Cuando llegaba una chica nueva a
la urbanización, la parte masculina de la pandilla no tardaba en encender el
escáner y examinar a la susodicha para dictar veredicto. Ese verano apareció
por allí una hembra de esas de mirada felina, melena rubia, pechos generosos y
artificiales, short blanco ceñido por el que asomaban unas piernas bien
formadas y el paso firme de las que saben que son objeto de miradas furtivas.
Ellos la bautizaron como “la ocho y medio”, tal fue el resultado de su
evaluación. Para nosotras no era para tanto. Nunca les dirigió la palabra, por
cierto.
Han pasado seis años desde ese
notable alto. Hace unos días bajé al
parque de la misma urbanización a acompañar a una amiga a que su retoño brincara
entre los columpios. Mientras observábamos a la pequeña deslizarse por el
tobogán, apareció una madre con sus dos hijos. Era de esa especie de madres
histéricas que no dejan a sus cachorros solos ni un segundo para que hagan el
cafre.

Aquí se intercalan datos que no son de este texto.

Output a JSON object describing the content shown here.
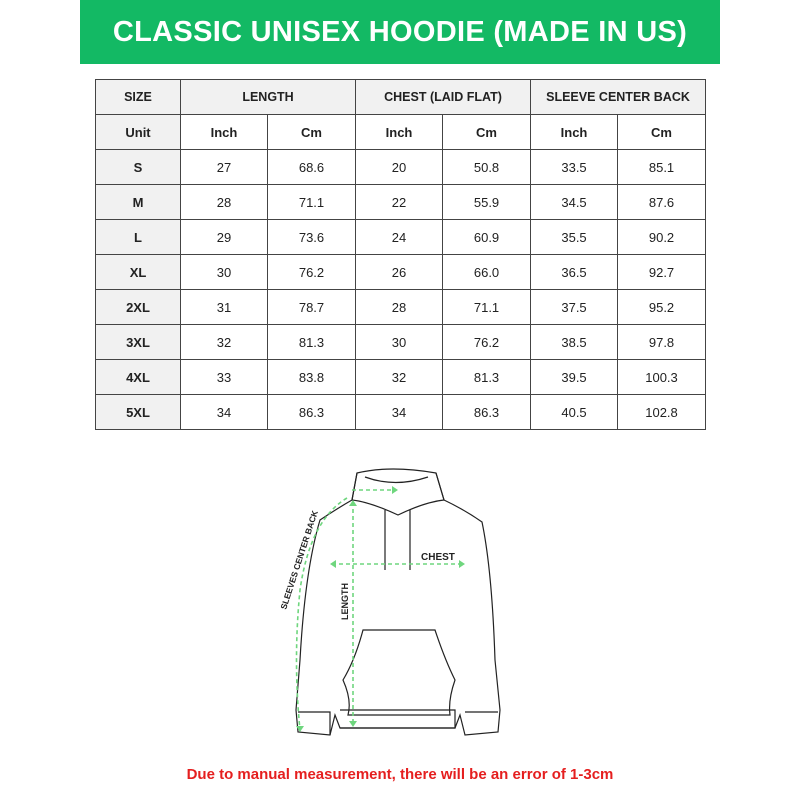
{
  "title": "CLASSIC UNISEX HOODIE (MADE IN US)",
  "colors": {
    "banner": "#13b964",
    "note": "#e51f1f",
    "measure_lines": "#6fd67e"
  },
  "table": {
    "groups": [
      "SIZE",
      "LENGTH",
      "CHEST (LAID FLAT)",
      "SLEEVE CENTER BACK"
    ],
    "units": [
      "Unit",
      "Inch",
      "Cm",
      "Inch",
      "Cm",
      "Inch",
      "Cm"
    ],
    "rows": [
      [
        "S",
        "27",
        "68.6",
        "20",
        "50.8",
        "33.5",
        "85.1"
      ],
      [
        "M",
        "28",
        "71.1",
        "22",
        "55.9",
        "34.5",
        "87.6"
      ],
      [
        "L",
        "29",
        "73.6",
        "24",
        "60.9",
        "35.5",
        "90.2"
      ],
      [
        "XL",
        "30",
        "76.2",
        "26",
        "66.0",
        "36.5",
        "92.7"
      ],
      [
        "2XL",
        "31",
        "78.7",
        "28",
        "71.1",
        "37.5",
        "95.2"
      ],
      [
        "3XL",
        "32",
        "81.3",
        "30",
        "76.2",
        "38.5",
        "97.8"
      ],
      [
        "4XL",
        "33",
        "83.8",
        "32",
        "81.3",
        "39.5",
        "100.3"
      ],
      [
        "5XL",
        "34",
        "86.3",
        "34",
        "86.3",
        "40.5",
        "102.8"
      ]
    ]
  },
  "diagram": {
    "chest": "CHEST",
    "length": "LENGTH",
    "sleeves": "SLEEVES CENTER BACK"
  },
  "note": "Due to manual measurement, there will be an error of 1-3cm"
}
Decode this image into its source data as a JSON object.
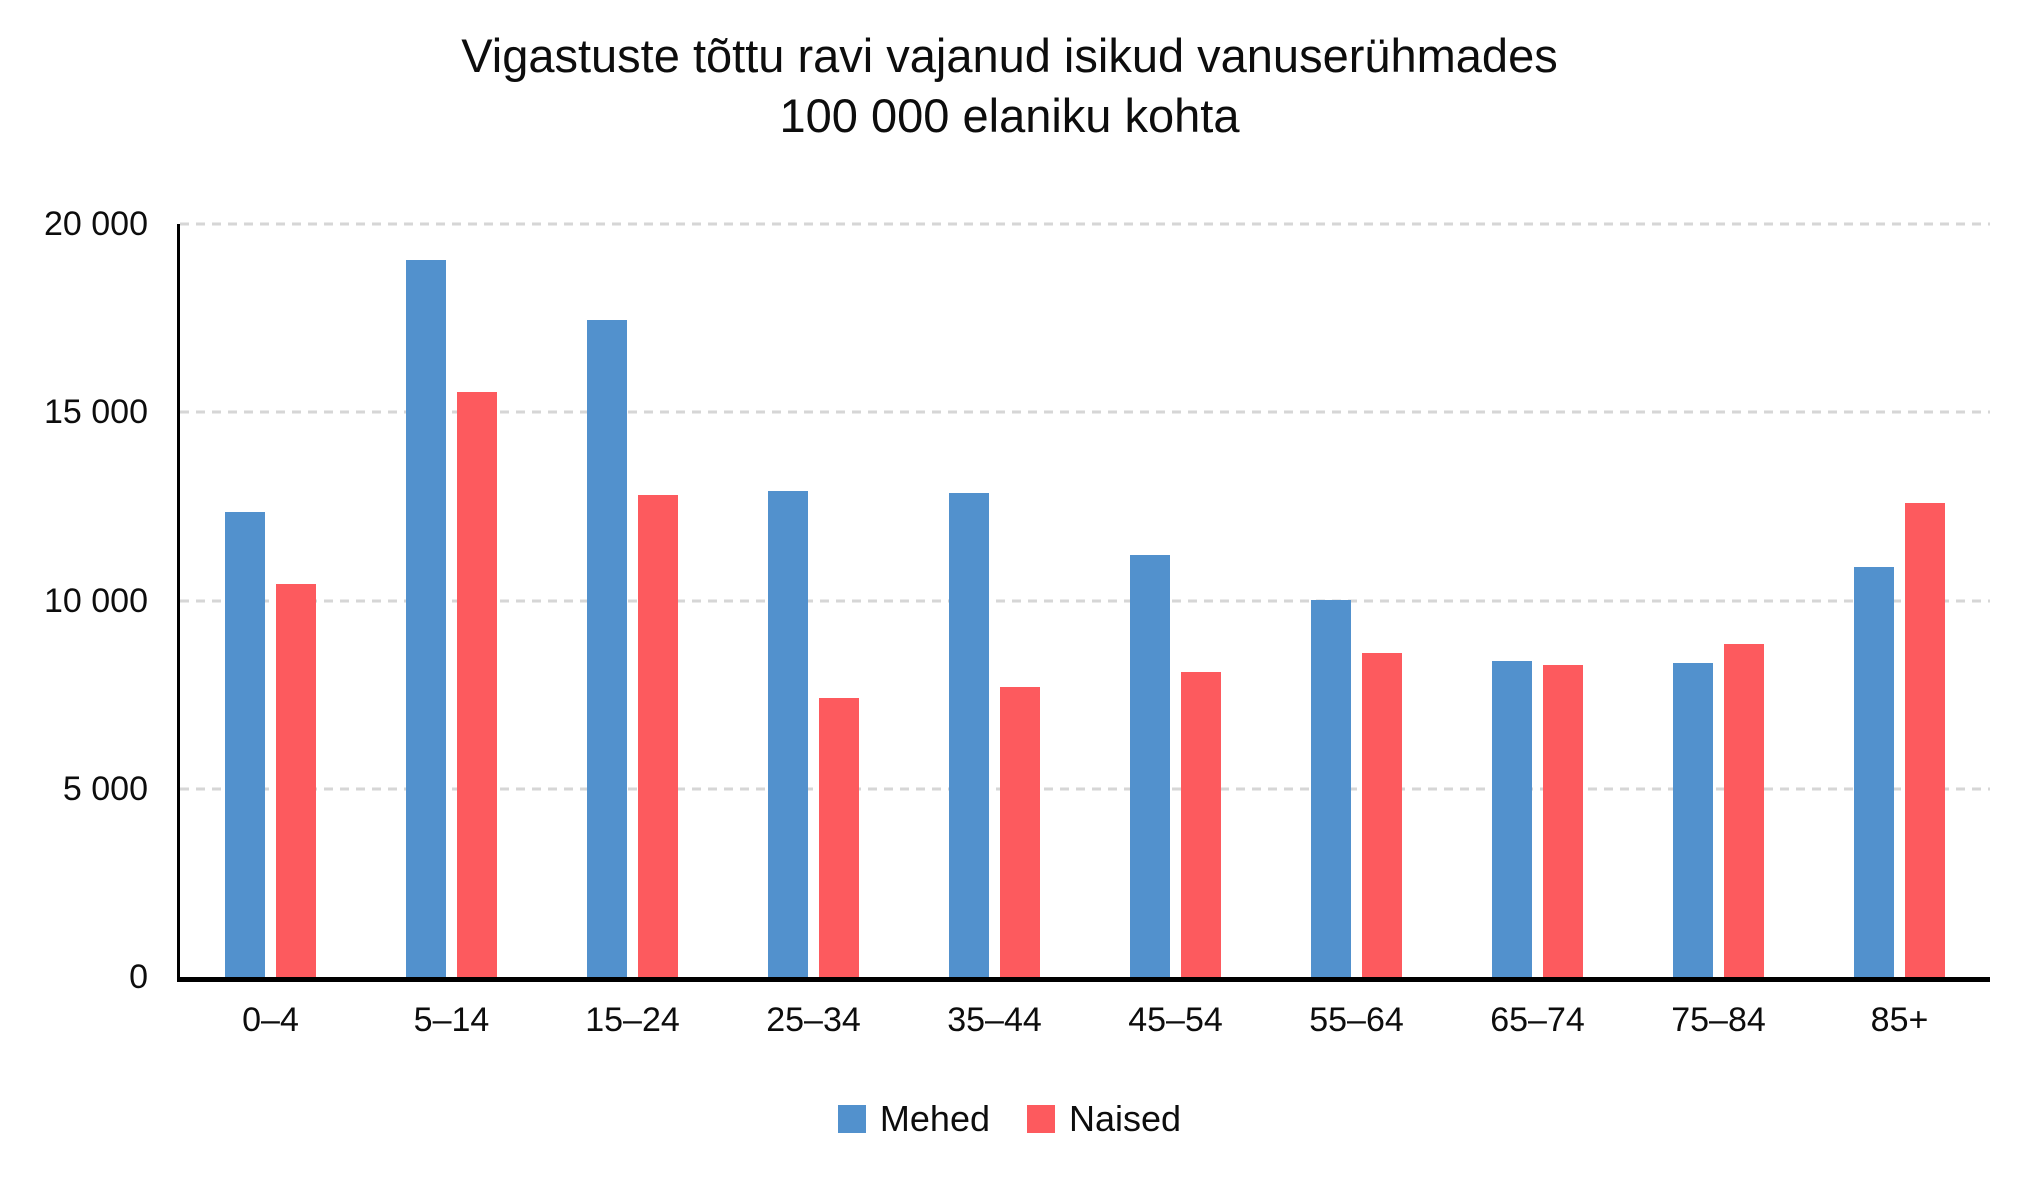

Mi amiga me comentó que coincidía con ella todas las tardes y que
pensaba que era aquella jaca por la que nuestros amigos suspiraban. “No puede
ser” le dije. Me fijé bien. Su cuerpo había ensanchado notablemente, su melena
había dejado paso a un corte de pelo sin gracia y escondía sus nuevas curvas
bajo un vestidito color camel que le cubría por encima de la rodilla. Después
de observarla con disimulo, vi un atisbo de aquella mirada que ahora había dejado
paso a otra más terrenal y me di cuenta de que si que era ella. “Uf, qué duro bajar
tantos puntos en tan pocos años. Ahora es un cinco y medio” le dije a mi amiga.
“Yo más bien diría aprobado justo” expuso maliciosa mi comadre. Creo que los
chicos de la pandilla le habrían suspendido.